How do we define the West?
Australia is a western country situated in Asia. If you were to conduct an experiment to prove that Western civilisation is special, you would do what the British did in Australia. You would find a barren continent, you would collect a bunch of your least law-abiding citizens and ship them over, you would leave them there for a couple of centuries and then come back and have a look.
What you would see then is a society that, broadly speaking, is thriving. By thriving, I mean how many Australian citizens are putting their children in rickety boats and braving shark infested waters to move somewhere else? Yet thousands of people are doing the exact opposite to come here and to other Western countries around the world.
Surely this requires an explanation. Why is the West so attractive to people that they are prepared to risk their lives to come to the West?
The reason is that our Western societies are better, not superior. They are better at producing the things that human beings seem to want. What are the things that people want? Not just the abstract ideals of “freedom” and “democracy”, which are good, but why are they good? People are not able to answer that question easily.

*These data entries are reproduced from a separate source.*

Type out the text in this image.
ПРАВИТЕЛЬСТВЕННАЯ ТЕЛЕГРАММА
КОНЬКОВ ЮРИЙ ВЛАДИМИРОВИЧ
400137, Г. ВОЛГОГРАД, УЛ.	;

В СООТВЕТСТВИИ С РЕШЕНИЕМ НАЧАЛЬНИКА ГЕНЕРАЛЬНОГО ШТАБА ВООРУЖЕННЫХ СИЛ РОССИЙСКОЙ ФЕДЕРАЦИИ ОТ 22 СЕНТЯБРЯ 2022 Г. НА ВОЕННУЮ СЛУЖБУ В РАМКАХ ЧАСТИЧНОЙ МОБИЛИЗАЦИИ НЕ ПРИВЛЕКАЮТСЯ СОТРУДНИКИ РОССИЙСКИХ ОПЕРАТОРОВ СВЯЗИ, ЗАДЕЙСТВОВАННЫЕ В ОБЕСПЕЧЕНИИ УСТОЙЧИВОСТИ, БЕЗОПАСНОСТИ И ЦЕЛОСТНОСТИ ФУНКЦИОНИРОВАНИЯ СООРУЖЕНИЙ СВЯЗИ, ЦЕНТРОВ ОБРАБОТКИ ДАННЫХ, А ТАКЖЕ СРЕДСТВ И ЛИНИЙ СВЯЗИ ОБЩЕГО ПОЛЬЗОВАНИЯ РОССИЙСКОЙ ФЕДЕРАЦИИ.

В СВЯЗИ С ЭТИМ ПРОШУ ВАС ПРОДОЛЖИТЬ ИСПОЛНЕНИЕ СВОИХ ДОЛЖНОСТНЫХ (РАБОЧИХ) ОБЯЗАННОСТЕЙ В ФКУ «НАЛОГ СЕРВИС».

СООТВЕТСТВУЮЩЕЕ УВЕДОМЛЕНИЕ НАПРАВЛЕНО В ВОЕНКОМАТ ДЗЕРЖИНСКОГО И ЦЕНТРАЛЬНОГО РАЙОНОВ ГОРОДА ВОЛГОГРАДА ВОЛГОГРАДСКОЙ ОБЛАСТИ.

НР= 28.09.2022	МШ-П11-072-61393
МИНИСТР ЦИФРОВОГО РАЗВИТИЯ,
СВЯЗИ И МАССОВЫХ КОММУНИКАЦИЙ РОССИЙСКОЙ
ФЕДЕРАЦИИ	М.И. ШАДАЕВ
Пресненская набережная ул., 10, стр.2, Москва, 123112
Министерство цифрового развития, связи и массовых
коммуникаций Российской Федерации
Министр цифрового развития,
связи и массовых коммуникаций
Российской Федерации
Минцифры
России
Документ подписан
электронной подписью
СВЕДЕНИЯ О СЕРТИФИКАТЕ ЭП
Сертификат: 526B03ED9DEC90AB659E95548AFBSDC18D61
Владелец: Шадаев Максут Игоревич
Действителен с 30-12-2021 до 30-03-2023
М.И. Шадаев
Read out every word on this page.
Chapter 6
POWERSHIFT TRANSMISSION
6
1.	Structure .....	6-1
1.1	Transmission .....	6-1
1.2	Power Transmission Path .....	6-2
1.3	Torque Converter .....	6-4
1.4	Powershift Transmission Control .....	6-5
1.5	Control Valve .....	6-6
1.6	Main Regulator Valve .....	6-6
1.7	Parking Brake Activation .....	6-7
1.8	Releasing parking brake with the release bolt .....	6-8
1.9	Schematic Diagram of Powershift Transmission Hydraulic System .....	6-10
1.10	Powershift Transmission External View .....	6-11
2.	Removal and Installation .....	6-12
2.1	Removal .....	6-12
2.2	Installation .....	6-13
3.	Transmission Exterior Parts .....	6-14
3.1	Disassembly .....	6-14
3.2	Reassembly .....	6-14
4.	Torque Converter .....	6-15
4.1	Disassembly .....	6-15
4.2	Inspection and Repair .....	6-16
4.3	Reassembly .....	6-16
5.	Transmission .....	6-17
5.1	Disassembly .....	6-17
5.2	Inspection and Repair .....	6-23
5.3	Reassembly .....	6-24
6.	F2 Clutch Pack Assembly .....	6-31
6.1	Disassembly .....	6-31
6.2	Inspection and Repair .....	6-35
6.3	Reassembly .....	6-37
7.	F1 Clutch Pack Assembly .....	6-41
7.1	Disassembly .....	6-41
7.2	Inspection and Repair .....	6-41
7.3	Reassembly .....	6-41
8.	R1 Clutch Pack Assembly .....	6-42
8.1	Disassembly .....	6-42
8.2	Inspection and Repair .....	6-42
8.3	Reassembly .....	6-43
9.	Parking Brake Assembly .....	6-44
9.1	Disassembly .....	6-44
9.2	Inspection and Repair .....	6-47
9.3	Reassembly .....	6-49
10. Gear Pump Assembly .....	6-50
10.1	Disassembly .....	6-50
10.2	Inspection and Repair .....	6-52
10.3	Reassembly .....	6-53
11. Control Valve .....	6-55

We are unable to articulate the reasons why our civilisation is as successful as it is.
We do not know what the words freedom and democracy mean, and we cannot explain to our children why they should value these things.
Very few people risk their lives to come to our country for “freedom” and “democracy”. The reason they come is because our societies are very good at providing the things that people want: safety and prosperity.
Why are our societies so good at creating safety and prosperity? The first principle of Western civilisation that has made us as successful as we are, what we call democracy, is really the idea of government by consent. The idea that the individual matters enough that, when he is governed by others, it is by consent. This is very different to many other societies around the world.
This doesn’t just apply to politics; it applies to every level of society. For example, our armies fight better because the lower ranks can pass information up the chain of command.
In almost every aspect of society, that freedom of the individual and the fact that the individual matters, creates better results and better outcomes.
In our system, our leaders are kept firmly on the ground and their egos are held in check. We do not create those power vacuums where one person controls everything and we are not able to speak truth to power.
The second pillar of Western civilisation is freedom of thought, freedom of expression and freedom of research. Freedom of speech is important because you cannot think without speaking. You have to think to speak. And when you speak, you will very often find out that what you speak is crap, because other people will tell you. This sharpening of idea against idea is the reason that Western societies have produced scientists, thinkers and researchers who have been able to ask and answer questions which you could not even raise in other societies. The technological superiority that the West has enjoyed for ages cannot be explained in any other way.
We think comparatively freely because we are comparatively free of the dogma of religious control,government control, authoritarian control and social and cultural restriction. This has very real consequences.
I am not suggesting that the West has a monopoly on genius. But the West is successful in developing technologies because it has an incentive structure which encourages people to pursue innovation in a way that is completely impossible anywhere else.
What do I mean by that? I mean capitalism but what capitalism really means is private property and,the rule of law. These two things are rare in other parts of the world.
Why does this matter? If you don’t get to keep the things that you create, then the incentive is not to innovate, the incentive is to comply. The reason we innovate in the West as much as we do is because we get to keep the benefit of our creations. This incentive structure means that we are of service to our fellow citizens.
In Russia today, or in other authoritarian regimes, the way you get ahead is not looking after the needs of people and creating things that people want to consume or buy. You get ahead by pandering to the corrupt regime in charge or to the clique of people who service the corrupt regime in charge. Capitalism is a way of aligning our incentives to create things that are of real value to our fellow citizens. That is why we have the innovation we have.
This system drives our prosperity and prosperity drives our strength and the stability that we have had. Government by consent, freedom of expression (freedom more generally) and capitalism are the three pillars of our civilisation. All three pillars are under threat today, not only from the outside but
from the inside.
Our young people are not being brought up to understand why capitalism is the system that has produced the amazing things we have. Freedom of expression is being eroded.
Why is this happening? We have two or three generations of people in our society who have not been taught the things that we just discussed. Instead, they have been taught to hate their own societies. They have been taught to hate the values of their own civilisation. Orwell said, “He who controls the past, controls the future”. If we do not understand our past and where we come from, we will not get to a bright future that we want. We are where we are because our culture is special. We are where we are because our culture is unique.
Our culture is very important, and it is worth fighting for.